Co-Investigators: Steve Cho, MD (University of Wisconsin – Madison), Jens Eickhoff, PhD (University of Wisconsin – Madison)

Young Investigator: Johnathan Floberg, MD, PhD (University of Wisconsin – Madison)

Description:

  • While PSMA-targeted radioligand therapy 177Lu-PSMA-617 (Pluvicto®) is approved for patients with PSMA PET-positive metastatic castration resistant prostate cancer (mCRPC), many patients do not complete planned treatment due to early disease progression.  As a result, improved tools are needed to identify patients who will most benefit from this treatment, sparing individuals unlikely to benefit from the risks of therapy.
  • 177Lu-PSMA-617 is prescribed for patients whose tumors express PSMA on PSMA PET scans, with higher expression levels on a patient-level associated with better treatment response.  However, PSMA levels vary in each individual metastases within patients, which contributes to variance in treatment efficacy.  Understanding impact of lesion-level PSMA expression on benefit will allow individualization of when to use 177Lu-PSMA-617.
  • Dr.
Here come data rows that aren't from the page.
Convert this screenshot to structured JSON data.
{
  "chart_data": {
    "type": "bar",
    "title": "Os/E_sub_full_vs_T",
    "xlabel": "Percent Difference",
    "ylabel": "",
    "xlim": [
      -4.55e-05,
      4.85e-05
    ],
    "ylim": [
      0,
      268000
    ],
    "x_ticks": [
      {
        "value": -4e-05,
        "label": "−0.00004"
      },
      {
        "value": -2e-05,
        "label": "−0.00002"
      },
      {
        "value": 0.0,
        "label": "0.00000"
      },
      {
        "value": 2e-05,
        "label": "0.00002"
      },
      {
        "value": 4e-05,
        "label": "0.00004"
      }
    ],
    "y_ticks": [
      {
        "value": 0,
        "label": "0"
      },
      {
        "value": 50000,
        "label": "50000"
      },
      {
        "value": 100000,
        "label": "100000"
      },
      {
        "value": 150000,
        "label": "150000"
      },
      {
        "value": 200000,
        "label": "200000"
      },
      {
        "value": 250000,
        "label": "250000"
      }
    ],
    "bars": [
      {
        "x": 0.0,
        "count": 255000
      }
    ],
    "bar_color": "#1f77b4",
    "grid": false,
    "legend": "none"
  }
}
Glenn Liu and team previously developed a software medical device (TRAWinform IQ) combining artificial intelligence (AI) with advanced image analysis methodology which received FDA clearance in 2018 for identification and quantification of all individual tumor lesions in a patient. 
  • In this project, Dr. Liu and team will develop and validate lesion-level AI-based predictive models using FDG PET/CT and PSMA PET/CT to identify patients who will most likely benefit from 177Lu-PSMA-617, and to evaluate treatment responses to make decisions about treatment continuation. They will also develop and validate uncertainty estimates of these predictive models for 177Lu-PSMA-617.
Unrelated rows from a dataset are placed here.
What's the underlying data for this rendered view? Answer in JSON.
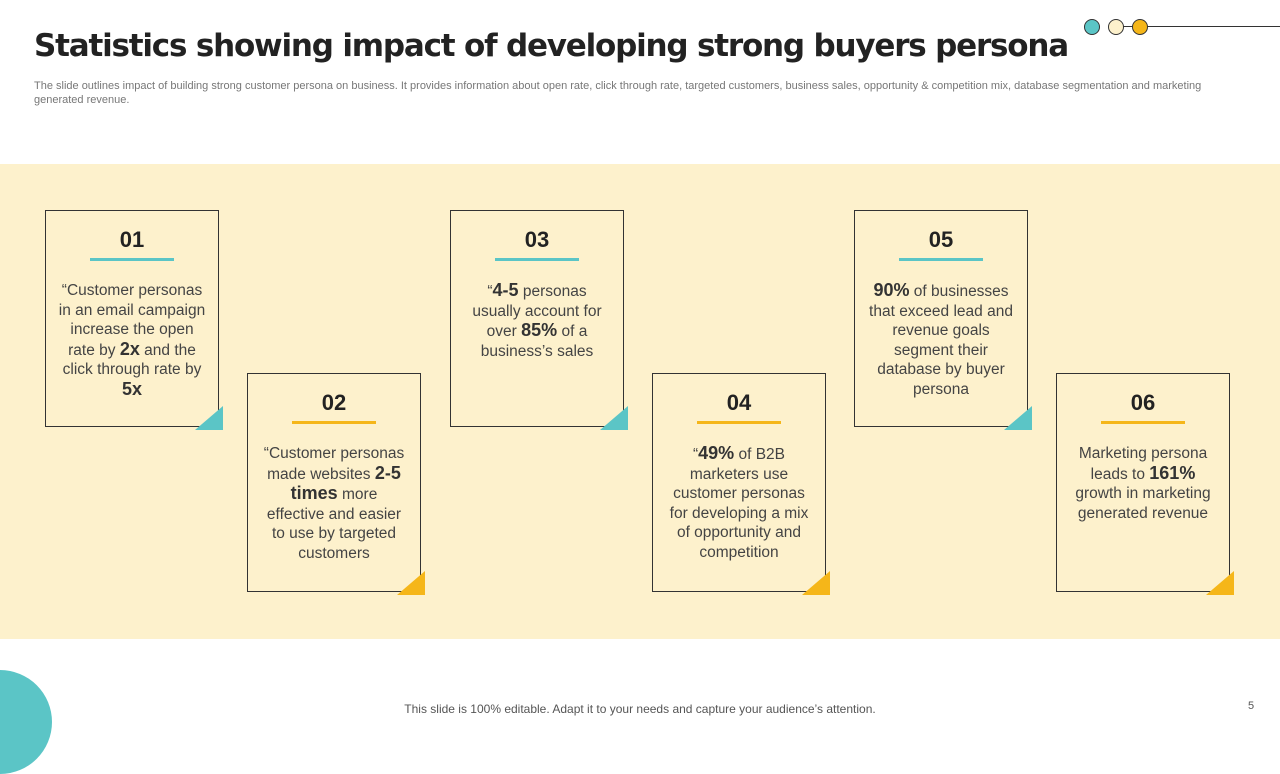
{
  "title": "Statistics showing impact of developing strong buyers persona",
  "subtitle": "The slide outlines impact of building strong customer persona on business. It provides information about open rate, click through rate, targeted customers, business sales, opportunity & competition mix, database segmentation and marketing generated revenue.",
  "colors": {
    "teal": "#5bc5c6",
    "gold": "#f5b619",
    "cream": "#fdf1cc"
  },
  "cards": [
    {
      "number": "01",
      "text_parts": [
        {
          "t": "“Customer personas in an email campaign increase the open rate by ",
          "b": false
        },
        {
          "t": "2x",
          "b": true
        },
        {
          "t": " and the click through rate by ",
          "b": false
        },
        {
          "t": "5x",
          "b": true
        }
      ]
    },
    {
      "number": "02",
      "text_parts": [
        {
          "t": "“Customer personas made websites ",
          "b": false
        },
        {
          "t": "2-5 times",
          "b": true
        },
        {
          "t": " more effective and easier to use by targeted customers",
          "b": false
        }
      ]
    },
    {
      "number": "03",
      "text_parts": [
        {
          "t": "“",
          "b": false
        },
        {
          "t": "4-5",
          "b": true
        },
        {
          "t": " personas usually account for over ",
          "b": false
        },
        {
          "t": "85%",
          "b": true
        },
        {
          "t": " of a business’s sales",
          "b": false
        }
      ]
    },
    {
      "number": "04",
      "text_parts": [
        {
          "t": "“",
          "b": false
        },
        {
          "t": "49%",
          "b": true
        },
        {
          "t": " of B2B marketers use customer personas for developing a mix of opportunity and competition",
          "b": false
        }
      ]
    },
    {
      "number": "05",
      "text_parts": [
        {
          "t": "90%",
          "b": true
        },
        {
          "t": " of businesses that exceed lead and revenue goals segment their database by buyer persona",
          "b": false
        }
      ]
    },
    {
      "number": "06",
      "text_parts": [
        {
          "t": "Marketing persona leads to ",
          "b": false
        },
        {
          "t": "161%",
          "b": true
        },
        {
          "t": " growth in marketing generated revenue",
          "b": false
        }
      ]
    }
  ],
  "footer": "This slide is 100% editable. Adapt it to your needs and capture your audience’s attention.",
  "page_number": "5"
}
  • If successful, this project will develop first-in-field lesion-level AI-based predictive biomarkers for: (1) selection of patients that would most likely benefit from 177Lu-PSMA-617, and (2) identification of patients receiving 177Lu-PSMA-617 that would benefit from continuation of 177Lu-PSMA-617, based on lesion-level metrics and change.
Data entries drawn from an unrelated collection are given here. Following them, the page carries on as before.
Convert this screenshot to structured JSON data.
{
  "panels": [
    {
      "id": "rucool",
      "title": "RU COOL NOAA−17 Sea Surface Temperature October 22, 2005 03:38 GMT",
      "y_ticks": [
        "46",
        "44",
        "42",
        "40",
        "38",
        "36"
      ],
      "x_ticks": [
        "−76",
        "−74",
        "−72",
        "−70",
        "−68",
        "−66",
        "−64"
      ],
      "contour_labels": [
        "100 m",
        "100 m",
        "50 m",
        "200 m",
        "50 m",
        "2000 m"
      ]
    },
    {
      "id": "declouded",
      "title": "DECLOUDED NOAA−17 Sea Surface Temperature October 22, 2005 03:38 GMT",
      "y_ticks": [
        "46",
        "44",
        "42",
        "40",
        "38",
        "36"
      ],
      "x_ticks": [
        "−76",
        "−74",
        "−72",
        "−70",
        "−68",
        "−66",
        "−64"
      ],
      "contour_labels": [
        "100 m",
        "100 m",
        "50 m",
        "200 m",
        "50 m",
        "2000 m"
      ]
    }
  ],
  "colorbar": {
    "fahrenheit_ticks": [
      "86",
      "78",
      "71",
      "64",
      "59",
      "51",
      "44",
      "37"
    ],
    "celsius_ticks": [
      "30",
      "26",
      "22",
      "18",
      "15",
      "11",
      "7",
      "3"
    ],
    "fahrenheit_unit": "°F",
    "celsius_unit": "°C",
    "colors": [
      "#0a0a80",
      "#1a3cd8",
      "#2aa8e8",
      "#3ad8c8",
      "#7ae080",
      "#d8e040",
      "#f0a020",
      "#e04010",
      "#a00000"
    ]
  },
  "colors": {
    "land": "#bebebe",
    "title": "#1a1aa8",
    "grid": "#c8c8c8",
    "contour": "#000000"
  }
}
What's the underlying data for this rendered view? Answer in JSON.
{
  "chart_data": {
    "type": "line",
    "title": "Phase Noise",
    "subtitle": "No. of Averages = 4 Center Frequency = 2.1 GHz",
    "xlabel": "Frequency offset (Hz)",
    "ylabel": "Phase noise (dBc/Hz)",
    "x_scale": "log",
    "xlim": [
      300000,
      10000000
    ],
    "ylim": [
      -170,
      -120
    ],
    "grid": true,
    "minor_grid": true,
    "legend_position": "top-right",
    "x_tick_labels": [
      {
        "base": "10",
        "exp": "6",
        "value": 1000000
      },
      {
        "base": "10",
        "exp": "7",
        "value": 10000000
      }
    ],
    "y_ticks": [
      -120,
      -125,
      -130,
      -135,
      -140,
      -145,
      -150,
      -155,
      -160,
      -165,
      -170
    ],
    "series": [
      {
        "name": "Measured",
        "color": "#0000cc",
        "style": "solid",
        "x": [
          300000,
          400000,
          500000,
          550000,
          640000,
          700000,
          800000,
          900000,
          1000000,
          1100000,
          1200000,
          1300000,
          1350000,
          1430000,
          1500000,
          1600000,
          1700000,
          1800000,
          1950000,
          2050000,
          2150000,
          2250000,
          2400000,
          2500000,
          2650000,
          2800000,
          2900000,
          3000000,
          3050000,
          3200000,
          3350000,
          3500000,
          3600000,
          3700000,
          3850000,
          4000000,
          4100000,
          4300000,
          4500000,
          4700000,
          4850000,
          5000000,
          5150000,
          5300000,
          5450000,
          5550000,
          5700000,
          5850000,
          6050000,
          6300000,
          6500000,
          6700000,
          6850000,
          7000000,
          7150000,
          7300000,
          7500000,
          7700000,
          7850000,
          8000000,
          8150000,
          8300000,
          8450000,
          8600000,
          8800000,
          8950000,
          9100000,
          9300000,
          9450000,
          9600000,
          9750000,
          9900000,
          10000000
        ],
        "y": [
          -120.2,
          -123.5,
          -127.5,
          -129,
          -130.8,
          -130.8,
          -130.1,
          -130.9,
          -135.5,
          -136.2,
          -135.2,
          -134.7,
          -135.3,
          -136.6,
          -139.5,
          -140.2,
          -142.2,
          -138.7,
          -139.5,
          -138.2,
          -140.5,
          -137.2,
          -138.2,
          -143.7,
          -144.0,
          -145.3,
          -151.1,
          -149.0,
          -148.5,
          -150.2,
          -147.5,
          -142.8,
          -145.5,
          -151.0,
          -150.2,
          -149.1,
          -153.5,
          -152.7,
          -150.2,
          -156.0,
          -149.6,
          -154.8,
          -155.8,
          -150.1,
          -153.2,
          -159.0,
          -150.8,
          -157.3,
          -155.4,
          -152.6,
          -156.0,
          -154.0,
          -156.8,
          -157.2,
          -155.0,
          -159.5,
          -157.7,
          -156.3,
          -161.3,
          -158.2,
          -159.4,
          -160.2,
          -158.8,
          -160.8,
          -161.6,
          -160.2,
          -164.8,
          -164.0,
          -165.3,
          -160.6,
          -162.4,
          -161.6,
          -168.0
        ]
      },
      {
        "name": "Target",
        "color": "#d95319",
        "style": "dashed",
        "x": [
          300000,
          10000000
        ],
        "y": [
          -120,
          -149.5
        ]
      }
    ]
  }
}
What this means to patients: 177Lu-PSMA-617 (Pluvicto®) is a promising treatment option for mCRPC, however many patients do not benefit from this treatment, or only benefit for a short period of time. Dr. Liu and team are developing AI-based molecular imaging models to identify patients who should receive this treatment using both patient and lesion level information. By understanding which lesions are destined to persist (not respond), future treatment opportunities include early ablation of “resistant lesions” to extend benefit, selecting alternative radionuclide that may bane better treatment effect given the lesion-level parameters, or even pharmacologic manipulation to alter PSMA expression to improve response.